Vector embeddings are the foundation of modern semantic search and RAG systems. They convert unstructured text into high-dimensional vectors where similar concepts are close together in space.
From Text to Numbers
An embedding is a numerical representation of meaning. When you embed the sentence "The cat sat on the mat," you get a vector of 1536 numbers that capture its semantic essence.
The key insight: similar sentences have similar embeddings. "The dog lay on the rug" will be close to "The cat sat on the mat" in vector space.
How Embeddings Work
Transformer Models: Modern embeddings use transformers (like BERT or OpenAI's text-embedding-3) that understand context.
Dimensionality: Typical embeddings are 384 to 1536 dimensions. More dimensions = more nuance but slower search.

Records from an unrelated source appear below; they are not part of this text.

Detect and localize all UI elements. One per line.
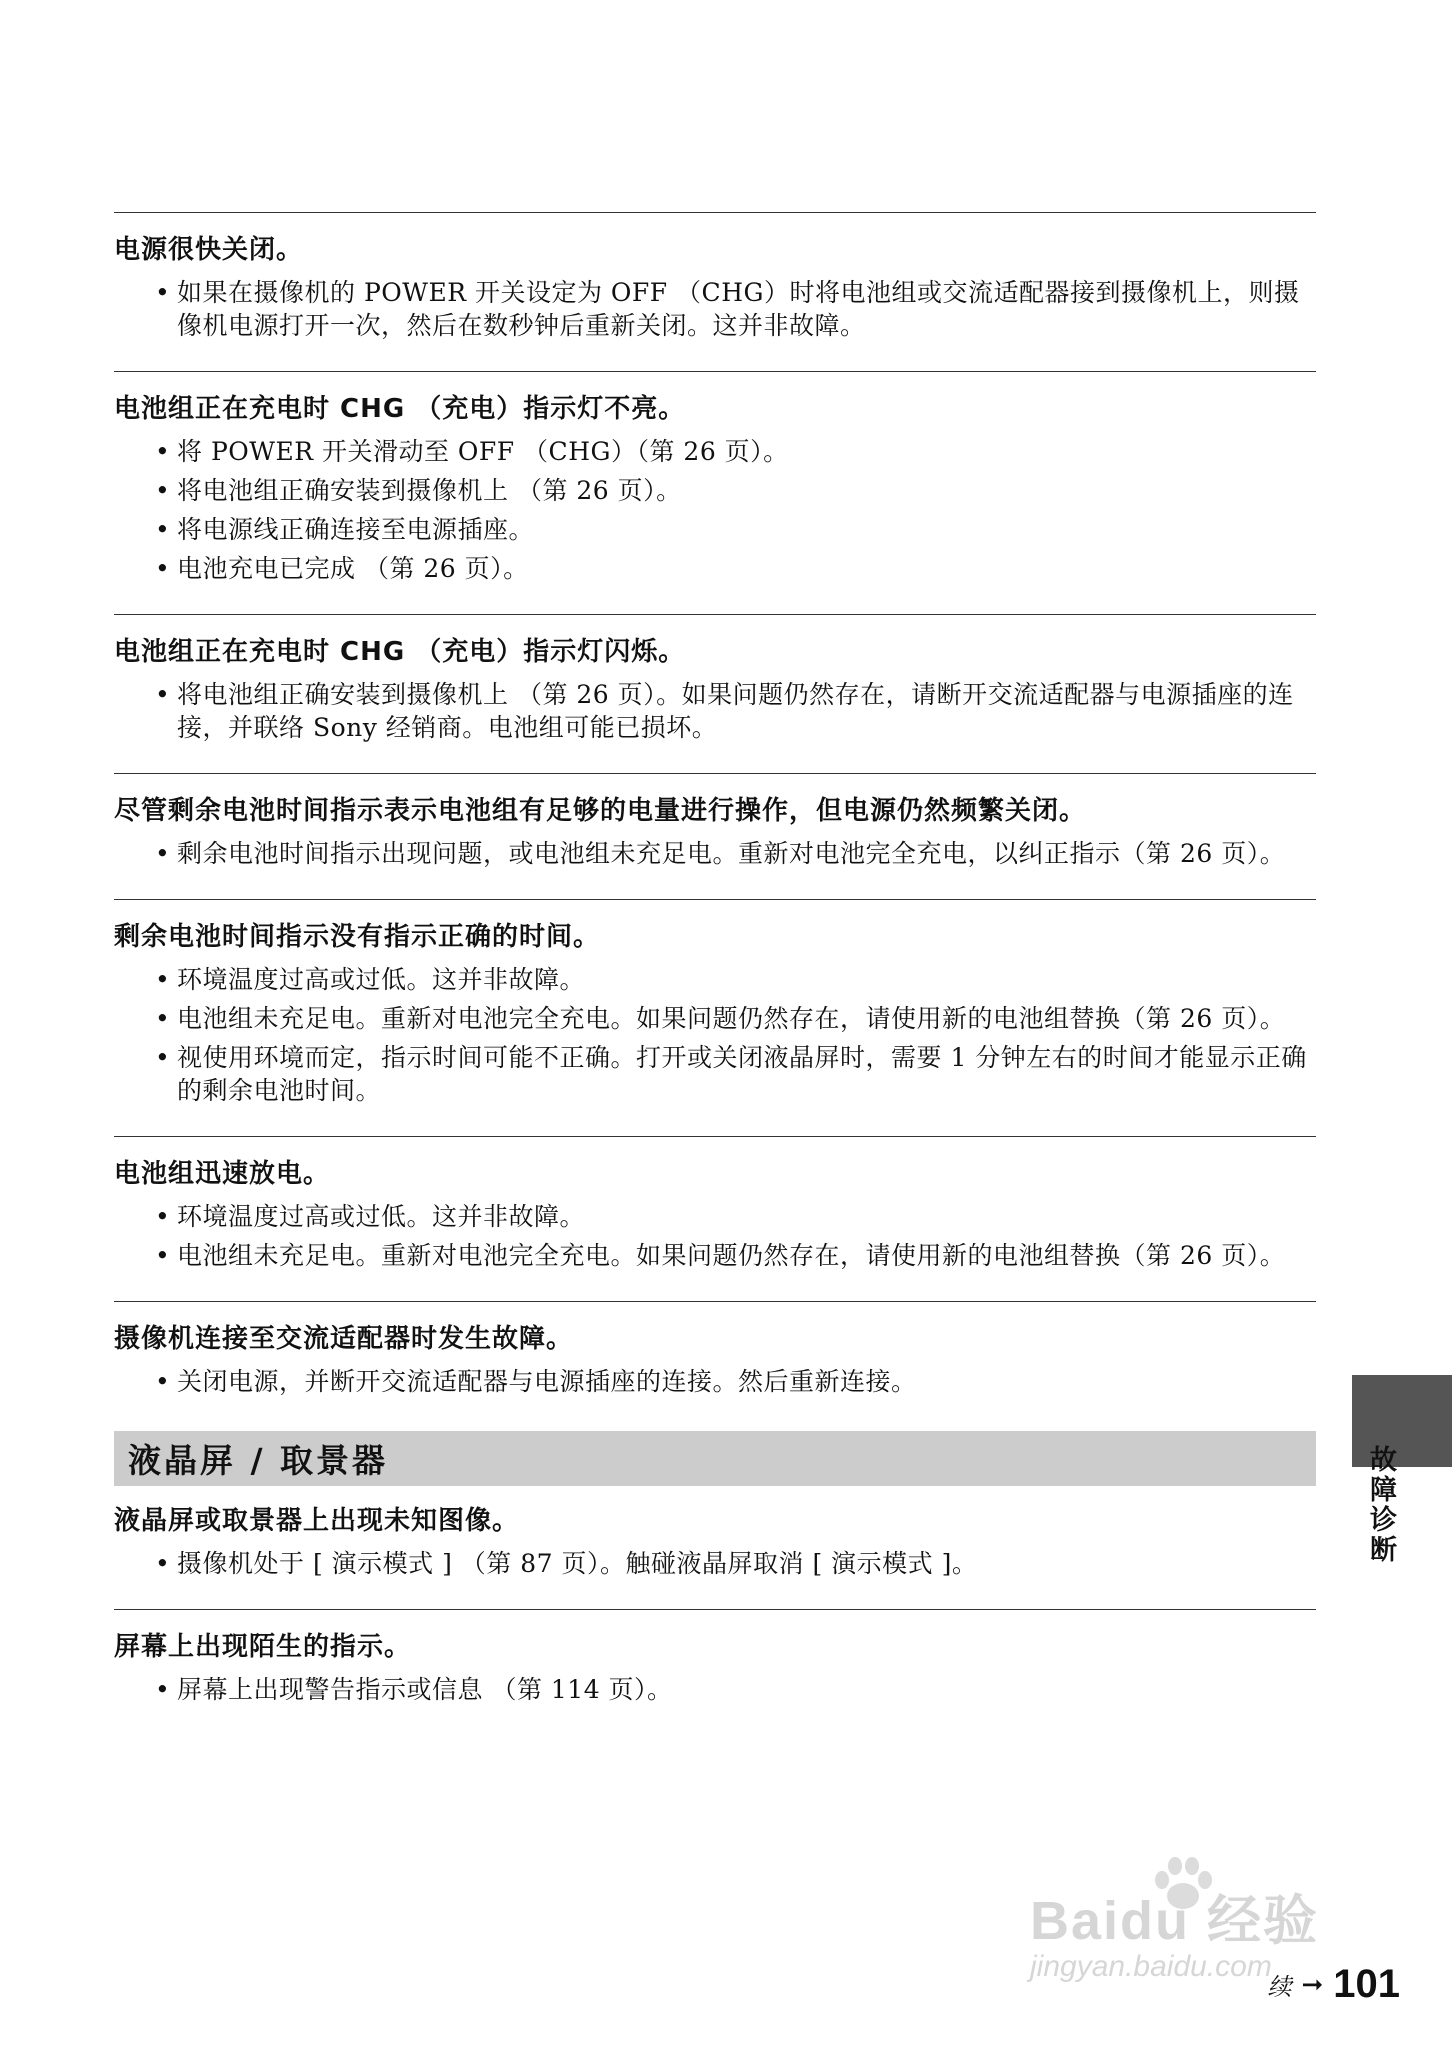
bullet-item: • 电池组未充足电。重新对电池完全充电。如果问题仍然存在，请使用新的电池组替换（第 26 页）。 [177,1239,1316,1272]
trouble-section [114,212,1316,371]
section-title: 电池组正在充电时 CHG （充电）指示灯不亮。 [114,394,686,424]
bullet-list [114,1547,1316,1580]
sections-after-band [114,1504,1316,1735]
bullet-item: • 视使用环境而定，指示时间可能不正确。打开或关闭液晶屏时，需要 1 分钟左右的时间才能显示正确的剩余电池时间。 [177,1041,1316,1107]
bullet-list [114,678,1316,744]
bullet-list [114,1365,1316,1398]
trouble-section [114,1609,1316,1735]
section-title: 电源很快关闭。 [114,235,304,265]
watermark-brand-text: Baidu 经验 [1030,1891,1320,1951]
bullet-item: • 屏幕上出现警告指示或信息 （第 114 页）。 [177,1673,1316,1706]
bullet-item: • 将 POWER 开关滑动至 OFF （CHG）（第 26 页）。 [177,435,1316,468]
page-number: 101 [1333,1962,1400,2006]
section-title: 剩余电池时间指示没有指示正确的时间。 [114,922,601,952]
bullet-item: • 关闭电源，并断开交流适配器与电源插座的连接。然后重新连接。 [177,1365,1316,1398]
trouble-section [114,899,1316,1136]
bullet-list [114,276,1316,342]
bullet-item: • 电池组未充足电。重新对电池完全充电。如果问题仍然存在，请使用新的电池组替换（第 26 页）。 [177,1002,1316,1035]
section-title: 尽管剩余电池时间指示表示电池组有足够的电量进行操作，但电源仍然频繁关闭。 [114,796,1087,826]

Cosine Similarity: The most common metric to measure how similar two embeddings are (0 = completely different, 1 = identical).
Practical Applications
- Semantic Search: Find documents by meaning, not keywords
- Recommendation Systems: Find similar products/content
- Duplicate Detection: Find similar documents automatically
- Classification: Classify text without labeled training data
Choosing an Embedding Model
OpenAI text-embedding-3: Best quality, easy integration, costs money
Sentence-Transformers: Free, open-source, good quality, can run locally
Cohere Embeddings: Good for specific languages, competitive pricing
Pro Tip: Start with a free embedding model. Only upgrade if quality is insufficient. The difference is often smaller than you'd expect.